Le indicazioni fornite dal panel storico dell’Osservatorio turistico dell’Emilia-Romagna composto da 472 operatori turistici italiani e realizzato da Trademark Italia, che lo ha presentato a Rimini, confermano un’estate formidabile. Tutti i week-end hanno segnato livelli di piena occupazione negli alberghi delle principali località turistiche nazionali. Ottimi risultati per le strutture all’aria aperta (campeggi e villaggi), con riscontri positivi sul fronte del turismo internazionale. Il settore degli appartamenti mostra nuovi segnali di vitalità.

In tutta Italia ci sono stati più turisti che hanno fatto vacanze mediamente più lunghe rispetto allo scorso anno, anche se il il vero boom è stato per gli spostamenti brevi, le vacanze corte e fine settimana allungati.

Risultati superiori alle previsioni si sono registrati nelle coste meridionali: la pugliese ha visto aumentare del +5,5% sul ’99 le presenze.
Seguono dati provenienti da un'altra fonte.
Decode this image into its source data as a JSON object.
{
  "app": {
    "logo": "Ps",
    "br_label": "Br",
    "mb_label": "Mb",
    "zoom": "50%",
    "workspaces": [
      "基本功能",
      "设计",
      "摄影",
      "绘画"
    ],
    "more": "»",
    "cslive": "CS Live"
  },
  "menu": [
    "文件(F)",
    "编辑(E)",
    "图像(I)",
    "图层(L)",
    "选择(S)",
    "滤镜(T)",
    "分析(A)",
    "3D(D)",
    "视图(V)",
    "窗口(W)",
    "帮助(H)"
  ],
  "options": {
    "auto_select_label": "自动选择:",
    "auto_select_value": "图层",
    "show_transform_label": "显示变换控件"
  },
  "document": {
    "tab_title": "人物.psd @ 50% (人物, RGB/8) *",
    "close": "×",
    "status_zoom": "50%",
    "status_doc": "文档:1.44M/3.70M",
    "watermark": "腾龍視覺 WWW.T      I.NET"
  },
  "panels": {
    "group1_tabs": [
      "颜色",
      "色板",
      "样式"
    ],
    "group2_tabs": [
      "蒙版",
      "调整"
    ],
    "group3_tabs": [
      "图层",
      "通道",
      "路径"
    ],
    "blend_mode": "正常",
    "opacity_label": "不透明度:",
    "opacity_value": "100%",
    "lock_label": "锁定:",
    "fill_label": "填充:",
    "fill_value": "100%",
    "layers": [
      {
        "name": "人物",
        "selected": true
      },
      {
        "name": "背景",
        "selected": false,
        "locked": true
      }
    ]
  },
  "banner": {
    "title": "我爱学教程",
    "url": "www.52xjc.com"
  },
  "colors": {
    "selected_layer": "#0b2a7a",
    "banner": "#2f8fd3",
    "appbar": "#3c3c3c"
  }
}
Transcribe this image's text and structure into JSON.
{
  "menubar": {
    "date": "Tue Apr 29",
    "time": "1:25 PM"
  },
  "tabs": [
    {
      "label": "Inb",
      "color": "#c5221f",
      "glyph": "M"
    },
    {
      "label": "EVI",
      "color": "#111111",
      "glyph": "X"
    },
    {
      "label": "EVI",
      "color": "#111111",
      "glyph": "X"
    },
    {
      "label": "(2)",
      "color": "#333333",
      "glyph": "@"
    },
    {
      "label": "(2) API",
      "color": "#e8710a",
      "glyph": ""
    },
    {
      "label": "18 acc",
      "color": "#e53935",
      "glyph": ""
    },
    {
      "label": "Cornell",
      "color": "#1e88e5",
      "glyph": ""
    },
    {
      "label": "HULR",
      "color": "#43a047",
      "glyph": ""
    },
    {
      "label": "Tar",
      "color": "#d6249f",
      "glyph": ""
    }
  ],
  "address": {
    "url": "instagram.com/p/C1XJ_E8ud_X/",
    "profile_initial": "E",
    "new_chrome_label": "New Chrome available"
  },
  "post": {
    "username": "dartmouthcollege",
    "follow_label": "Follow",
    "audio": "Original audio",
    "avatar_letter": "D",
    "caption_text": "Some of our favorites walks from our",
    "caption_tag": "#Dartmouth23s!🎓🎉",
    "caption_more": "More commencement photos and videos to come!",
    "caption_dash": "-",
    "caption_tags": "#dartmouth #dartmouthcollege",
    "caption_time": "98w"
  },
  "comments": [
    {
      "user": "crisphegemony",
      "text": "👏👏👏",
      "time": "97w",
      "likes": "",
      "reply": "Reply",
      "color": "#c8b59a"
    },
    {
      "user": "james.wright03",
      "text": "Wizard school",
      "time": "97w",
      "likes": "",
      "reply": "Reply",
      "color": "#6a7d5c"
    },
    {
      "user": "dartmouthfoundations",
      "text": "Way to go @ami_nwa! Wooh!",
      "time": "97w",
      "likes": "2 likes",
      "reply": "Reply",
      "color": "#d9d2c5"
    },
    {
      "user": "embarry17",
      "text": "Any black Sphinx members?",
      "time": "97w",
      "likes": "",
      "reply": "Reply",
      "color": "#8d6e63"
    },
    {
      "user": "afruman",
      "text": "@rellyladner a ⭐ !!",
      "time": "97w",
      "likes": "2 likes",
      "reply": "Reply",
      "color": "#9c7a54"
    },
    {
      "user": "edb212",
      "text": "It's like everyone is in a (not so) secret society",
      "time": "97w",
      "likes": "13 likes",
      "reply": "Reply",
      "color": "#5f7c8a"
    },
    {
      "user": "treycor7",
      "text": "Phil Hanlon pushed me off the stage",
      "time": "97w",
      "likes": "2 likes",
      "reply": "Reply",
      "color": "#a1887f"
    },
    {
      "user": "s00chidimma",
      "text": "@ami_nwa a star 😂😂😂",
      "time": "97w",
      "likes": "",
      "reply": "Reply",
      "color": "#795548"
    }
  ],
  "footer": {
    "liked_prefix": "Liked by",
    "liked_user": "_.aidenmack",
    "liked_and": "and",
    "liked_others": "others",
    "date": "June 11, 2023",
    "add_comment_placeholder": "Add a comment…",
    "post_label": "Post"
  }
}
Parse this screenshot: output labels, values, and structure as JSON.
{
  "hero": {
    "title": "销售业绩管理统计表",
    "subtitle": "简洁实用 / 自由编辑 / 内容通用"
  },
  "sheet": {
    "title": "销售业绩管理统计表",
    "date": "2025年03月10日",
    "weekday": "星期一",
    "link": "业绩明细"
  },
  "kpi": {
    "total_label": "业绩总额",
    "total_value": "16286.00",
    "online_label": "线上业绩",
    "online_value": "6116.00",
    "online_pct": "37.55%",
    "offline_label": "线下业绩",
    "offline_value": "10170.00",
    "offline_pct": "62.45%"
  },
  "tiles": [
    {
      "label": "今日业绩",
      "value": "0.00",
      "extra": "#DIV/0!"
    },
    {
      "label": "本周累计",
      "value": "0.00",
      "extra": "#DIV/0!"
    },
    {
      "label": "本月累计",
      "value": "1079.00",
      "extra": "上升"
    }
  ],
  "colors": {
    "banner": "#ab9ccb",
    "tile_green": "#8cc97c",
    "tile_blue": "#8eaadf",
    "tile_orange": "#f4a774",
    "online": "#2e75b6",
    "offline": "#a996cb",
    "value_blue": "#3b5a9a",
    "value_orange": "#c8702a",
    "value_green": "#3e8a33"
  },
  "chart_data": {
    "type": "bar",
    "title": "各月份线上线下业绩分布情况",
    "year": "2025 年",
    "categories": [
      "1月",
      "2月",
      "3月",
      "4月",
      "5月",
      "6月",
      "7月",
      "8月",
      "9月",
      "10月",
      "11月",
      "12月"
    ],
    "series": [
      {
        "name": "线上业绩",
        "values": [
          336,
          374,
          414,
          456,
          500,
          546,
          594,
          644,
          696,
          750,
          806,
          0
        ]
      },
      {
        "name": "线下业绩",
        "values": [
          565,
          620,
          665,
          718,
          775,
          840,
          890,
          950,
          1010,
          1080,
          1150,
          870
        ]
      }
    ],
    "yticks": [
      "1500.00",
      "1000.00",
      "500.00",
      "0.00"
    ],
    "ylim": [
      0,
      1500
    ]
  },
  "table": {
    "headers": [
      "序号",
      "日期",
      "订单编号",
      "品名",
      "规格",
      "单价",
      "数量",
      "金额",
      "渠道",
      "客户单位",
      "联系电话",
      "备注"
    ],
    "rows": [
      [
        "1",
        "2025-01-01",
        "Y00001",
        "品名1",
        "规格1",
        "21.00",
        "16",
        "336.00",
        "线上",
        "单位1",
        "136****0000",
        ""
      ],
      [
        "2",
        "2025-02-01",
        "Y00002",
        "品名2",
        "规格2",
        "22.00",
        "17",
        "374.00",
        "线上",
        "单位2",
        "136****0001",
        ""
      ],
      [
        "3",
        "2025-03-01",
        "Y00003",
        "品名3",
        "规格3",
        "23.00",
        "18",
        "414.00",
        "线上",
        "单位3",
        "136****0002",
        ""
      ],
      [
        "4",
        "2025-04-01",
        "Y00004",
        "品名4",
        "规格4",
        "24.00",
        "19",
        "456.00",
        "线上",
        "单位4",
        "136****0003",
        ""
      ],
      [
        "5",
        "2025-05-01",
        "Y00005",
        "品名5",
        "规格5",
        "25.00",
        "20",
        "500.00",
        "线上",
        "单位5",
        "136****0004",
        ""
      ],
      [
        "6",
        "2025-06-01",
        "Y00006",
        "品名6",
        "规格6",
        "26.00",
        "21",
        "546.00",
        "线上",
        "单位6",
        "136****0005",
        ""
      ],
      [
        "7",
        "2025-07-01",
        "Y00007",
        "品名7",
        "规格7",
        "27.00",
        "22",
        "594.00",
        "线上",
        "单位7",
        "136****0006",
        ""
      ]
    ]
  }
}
Ma bene sono andate anche Calabria e Lucania, (+4,1), le coste e le isole campane (+4,5) e la Sicilia (+5,2).

Notevole l’affluenza di turisti anche nelle città d’arte, aumentati nel complesso del 2,8% con sensibili incrementi soprattutto a Roma (+4%) dove ha contato l’effetto Giubileo, nonché a Venezia, Firenze, Assisi, Siena e Ravenna.

Bene anche le località termali che nell’estate Duemila hanno visto crescere gli arrivi e le presenze di turisti invertendo la tendenza al decremento tipica degli ultimi anni. Solo le località di montagna non festeggiano. Alpi e Appennini hanno infatti visto un lieve ridimensionamento dei flussi turistici.

L’Emilia-Romagna nel suo complesso ha registrato una crescita del 2,3% dei flussi turistici. Un risultato che soddisfa l’assessore regionale al Turismo, Guido Pasi: «Il bilancio consuntivo del 2000 per la regione  è ricco di segnali positivi e di conferme. Il mare trionfa e così continua il successo della spiaggia emiliano-romagnola sul mercato italiano.».